Zo heel specifiek heb ik die informatie niet. De AIVD en de inlichtingendiensten zijn er natuurlijk elke dag mee bezig, maar zij kunnen ook niet zo specifiek alle informatie volop met ons delen. Wel is het zo, zeker in het voorbeeld waarvoor we vandaag hier staan, dat het heel breed wordt uitgezet. Je ziet dat heel veel mensen benaderd worden. Dat kunnen er echt ongelofelijk veel zijn. Een deel daarvan reageert daarop. Uiteindelijk wordt het steeds kleiner en heb je een deel dat echt onderdeel hiervan wordt en op een gegeven moment merkt dat men informatie aan het delen is en bijdraagt aan zulke praktijken. Exacte cijfers hebben we niet. Ik heb gezien in de media dat er deskundigen zijn die zeggen dat het over duizenden mensen zou kunnen gaan. Ik heb begrepen dat de AIVD zegt: van dat getal schrikken we niet. Dus het ligt in die orde van grootte. Maar het begint echt met een veel grotere groep, dus dat betekent dat heel veel Nederlanders hiermee in aanraking kunnen komen.

De heer Ceder (ChristenUnie):

Het is denk ik wel goed om het scherp te hebben. Niet alleen om over hoeveel mensen het gaat — ik kan me inderdaadvoorstellen dat het om duizenden mensen gaat — maar: bij hoeveel mensen is er inderdaad informatie weggeplukt, wat schadelijk kan zijn voor bedrijven of de overheid? Ik hecht er waarde aan als de minister misschien in een brief zou willen aangeven wat er is buitgemaakt. En alsnog de vraag: is er ook informatie van de overheid buitgemaakt?

Minister Yeşilgöz-Zegerius:

Welllicht is het een idee dat ik deze vraag doorgeleid naar mijn collega van Binnenlandse Zaken, die eigenlijk hier had moeten staan. Laat zij even kijken in hoeverre dit in een brief te vatten is.

De voorzitter:

Dat lijkt me een goede afspraak. Dan geef ik het woord aan de heer Van Nispen, SP.

De heer Van Nispen (SP):

Ik vind het ook terechte vragen.
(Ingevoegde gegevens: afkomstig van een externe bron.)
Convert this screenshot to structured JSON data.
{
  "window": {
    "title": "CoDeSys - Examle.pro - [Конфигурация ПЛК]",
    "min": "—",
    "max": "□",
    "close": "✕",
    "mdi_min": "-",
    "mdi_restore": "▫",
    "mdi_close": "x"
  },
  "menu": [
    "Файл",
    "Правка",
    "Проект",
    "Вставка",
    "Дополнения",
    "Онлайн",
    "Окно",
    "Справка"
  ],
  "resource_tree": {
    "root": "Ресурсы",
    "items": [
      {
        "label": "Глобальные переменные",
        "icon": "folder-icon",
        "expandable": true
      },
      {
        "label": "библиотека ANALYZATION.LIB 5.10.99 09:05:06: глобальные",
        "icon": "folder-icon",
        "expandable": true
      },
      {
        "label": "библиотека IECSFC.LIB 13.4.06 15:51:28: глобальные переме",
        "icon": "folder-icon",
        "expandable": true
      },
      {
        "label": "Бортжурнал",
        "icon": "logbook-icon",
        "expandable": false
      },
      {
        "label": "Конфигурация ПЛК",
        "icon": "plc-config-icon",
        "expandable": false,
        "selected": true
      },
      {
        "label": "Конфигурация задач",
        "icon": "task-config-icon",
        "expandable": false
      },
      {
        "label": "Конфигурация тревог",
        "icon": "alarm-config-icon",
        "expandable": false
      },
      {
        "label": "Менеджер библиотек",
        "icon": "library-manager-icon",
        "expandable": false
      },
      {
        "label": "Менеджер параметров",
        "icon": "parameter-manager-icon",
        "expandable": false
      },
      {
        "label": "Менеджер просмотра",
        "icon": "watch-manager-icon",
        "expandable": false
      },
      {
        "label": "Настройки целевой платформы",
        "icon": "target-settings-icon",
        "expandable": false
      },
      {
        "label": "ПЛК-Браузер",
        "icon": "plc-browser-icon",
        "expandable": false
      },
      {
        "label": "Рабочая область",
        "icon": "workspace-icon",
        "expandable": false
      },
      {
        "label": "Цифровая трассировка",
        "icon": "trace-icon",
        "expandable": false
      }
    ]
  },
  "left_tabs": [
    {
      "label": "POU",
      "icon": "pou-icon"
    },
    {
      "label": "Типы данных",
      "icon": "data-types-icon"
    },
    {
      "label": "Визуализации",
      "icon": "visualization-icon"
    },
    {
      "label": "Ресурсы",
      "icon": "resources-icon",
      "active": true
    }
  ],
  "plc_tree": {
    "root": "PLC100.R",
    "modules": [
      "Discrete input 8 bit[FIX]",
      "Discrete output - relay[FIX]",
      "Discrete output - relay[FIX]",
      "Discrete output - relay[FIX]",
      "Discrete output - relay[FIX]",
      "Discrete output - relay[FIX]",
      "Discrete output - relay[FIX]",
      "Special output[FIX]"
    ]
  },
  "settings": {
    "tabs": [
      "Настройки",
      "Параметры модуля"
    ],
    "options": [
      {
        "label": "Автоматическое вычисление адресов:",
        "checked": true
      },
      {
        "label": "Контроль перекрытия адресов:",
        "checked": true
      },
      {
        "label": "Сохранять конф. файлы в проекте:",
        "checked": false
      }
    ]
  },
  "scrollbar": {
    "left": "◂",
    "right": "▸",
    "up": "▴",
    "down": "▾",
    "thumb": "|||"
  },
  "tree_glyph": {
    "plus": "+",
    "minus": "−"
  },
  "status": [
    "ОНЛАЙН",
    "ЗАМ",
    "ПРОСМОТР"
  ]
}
Ik zou het nog ietsje breder willen trekken. Recent waren er ook onthullingen over misbruik en spionage met behulp van Israëlische apparatuur. Nu weten we dat onze politie en de inlichtingendiensten ook gebruikmaken van Israëlische apparatuur, bijvoorbeeld het tapsysteem van de Nederlandse politie. De vraag is dus — en die ga ik ook stellen aan de minister: moeten wij ons zorgen maken over het gebruik van Israëlische apparatuur door onze politie en de inlichtingendiensten? Wat zijn op dit moment daarvan de risico's?

Minister Yeşilgöz-Zegerius:

Ik had kunnen weten dat deze vraag ook vandaag zou komen, maar ik heb deze vragen ook zelf uitgezet. Ik weet dat het op dit moment leeft. De heer Van Nispen en ik hebben volgende week een debat. Ik zou daar dan graag volgende week op willen terugkomen. Dan heb ik ook de informatie gekregen naar aanleiding van de vraag die ik heb uitgezet. Ik begrijp zijn zorgen, maar ik moet even toetsen wat we er nu precies van weten. We hebben volgende week een debat over de politie. Dus als de heer Van Nispen het goedvindt, neem ik het daarin mee.

De voorzitter:

De heer Van Nispen knikt.

De heer Van Nispen (SP):

Ja, voorzitter. Ik zou dan graag een brief willen ontvangen voor dat debat, zodat wij ons daarop goed kunnen voorbereiden.

Minister Yeşilgöz-Zegerius:

Dat doen we.

De voorzitter:

Dank. Dan wil ik de minister van Justitie en Veiligheid van harte danken. Ik schors voor een enkel moment en dan gaan we naar de tweede mondelinge vraag.

De vergadering wordt enkele ogenblikken geschorst.